Título: IRB identifica operações 'atípicas'
Autor: Vannildo Mendes
Fonte: O Estado de São Paulo, 22/06/2005, Nacional, p. A13

Sindicância apurou crescimento incomum das operações de pelo menos duas corretoras

A Comissão de Sindicância do IRB - Instituto de Resseguros do Brasil - já identificou operações atípicas de pelo menos duas corretoras, a Acordia e a Alexander Forbes.

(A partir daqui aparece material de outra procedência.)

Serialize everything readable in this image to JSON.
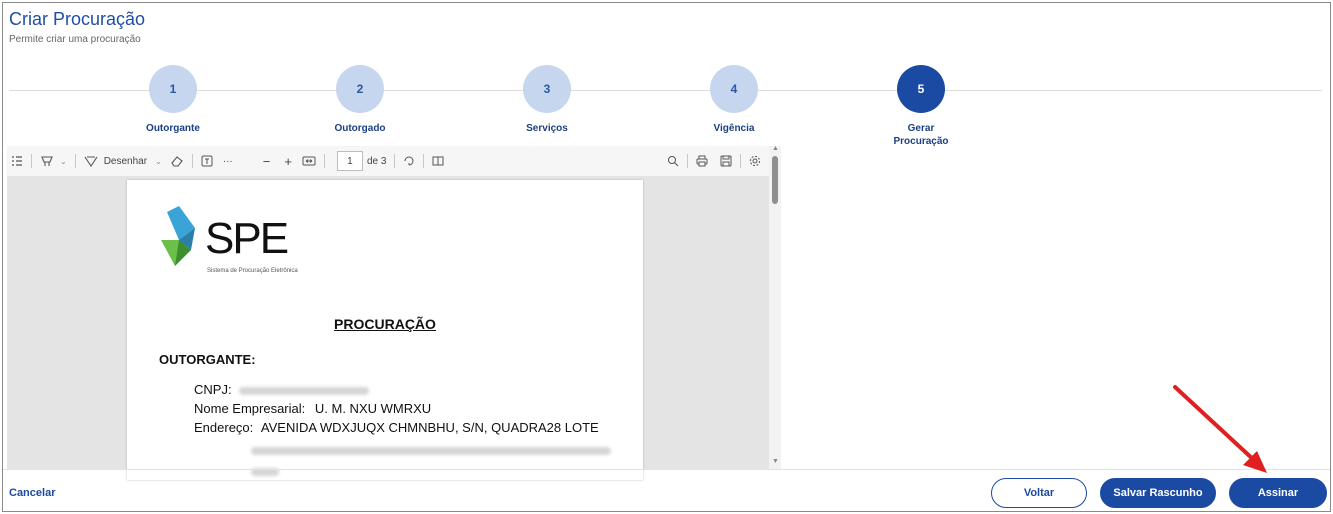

Segundo um técnico do setor, as operações atípicas correspondem a volumes de repasses de resseguro no exterior "que não são comuns no passado". De janeiro a dezembro de 2004, a Acordia, representada no Brasil por Henrique Brandão, da corretora Assurê, foi responsável pela colocação de resseguros no exterior no montante de US$ 18,4 milhões, sendo a quinta no ranking do IRB. A Alexander Forbes colocou US$ 23,2 milhões, ficando na quarta colocação. Em 2002, antes da entrada na diretoria do IRB de indicados pelo PT, PTB, PMDB e PP, a Forbes colocou US$ 397 mil, ficando em 18º no ranking, e a Assurê não atuava em resseguros. Em 2003, a Forbes saltou para R$ 9,2 milhões, o que a colocou na décima posição do ranking. De 2002 para 2003, o salto foi de 2.217%. Em 2004, ela mais que dobrou o seu volume, atingindo os US$ 23,2 milhões. Já a Acordia só aparece no ranking do IRB em 2004, já na quinta posição. Brandão, amigo de longa data do deputado Roberto Jefferson (PTB-RJ), é o pivô das denúncias de favorecimento na escolha de corretoras no IRB, e as estimativas são de que as colocações de resseguro que fez em 2003 renderam R$ 3,2 milhões em comissões de corretagem. Brandão também é amigo de Luiz Eduardo Pereira de Lucena, ex-diretor comercial do IRB, indicado pelo deputado José Janene (PP-PR). Segundo as denúncias, Lucena teria sido um dos responsáveis pelo favorecimento a Brandão. Anteontem, em entrevista ao Roda Viva, da TV Cultura, Jefferson declarou que Brandão fez contribuições ao PTB "por dentro" e "por fora". Segundo Marcos Lisboa, novo presidente do IRB, a comissão interna de sindicância tem poderes relativamente limitados de investigação, já que não pode convocar pessoas para depor, e se baseia principalmente em documentos. Na semana passada, Lisboa deu a entender que não se devia esperar conclusões muito contundentes da sindicância. Ele observou ainda que os "órgãos de Estado" como a Corregedoria-Geral da União, o Ministério Público e a Polícia Federal estão investigando as denúncias. A Acordia e a Alexander Forbes foram procuradas pelo Estado ontem. Na Acordia, a ligação não foi respondida. Na Alexander Forbes, um funcionário disse que os diretores já haviam saído e que procurariam o jornal, o que não ocorreu ontem.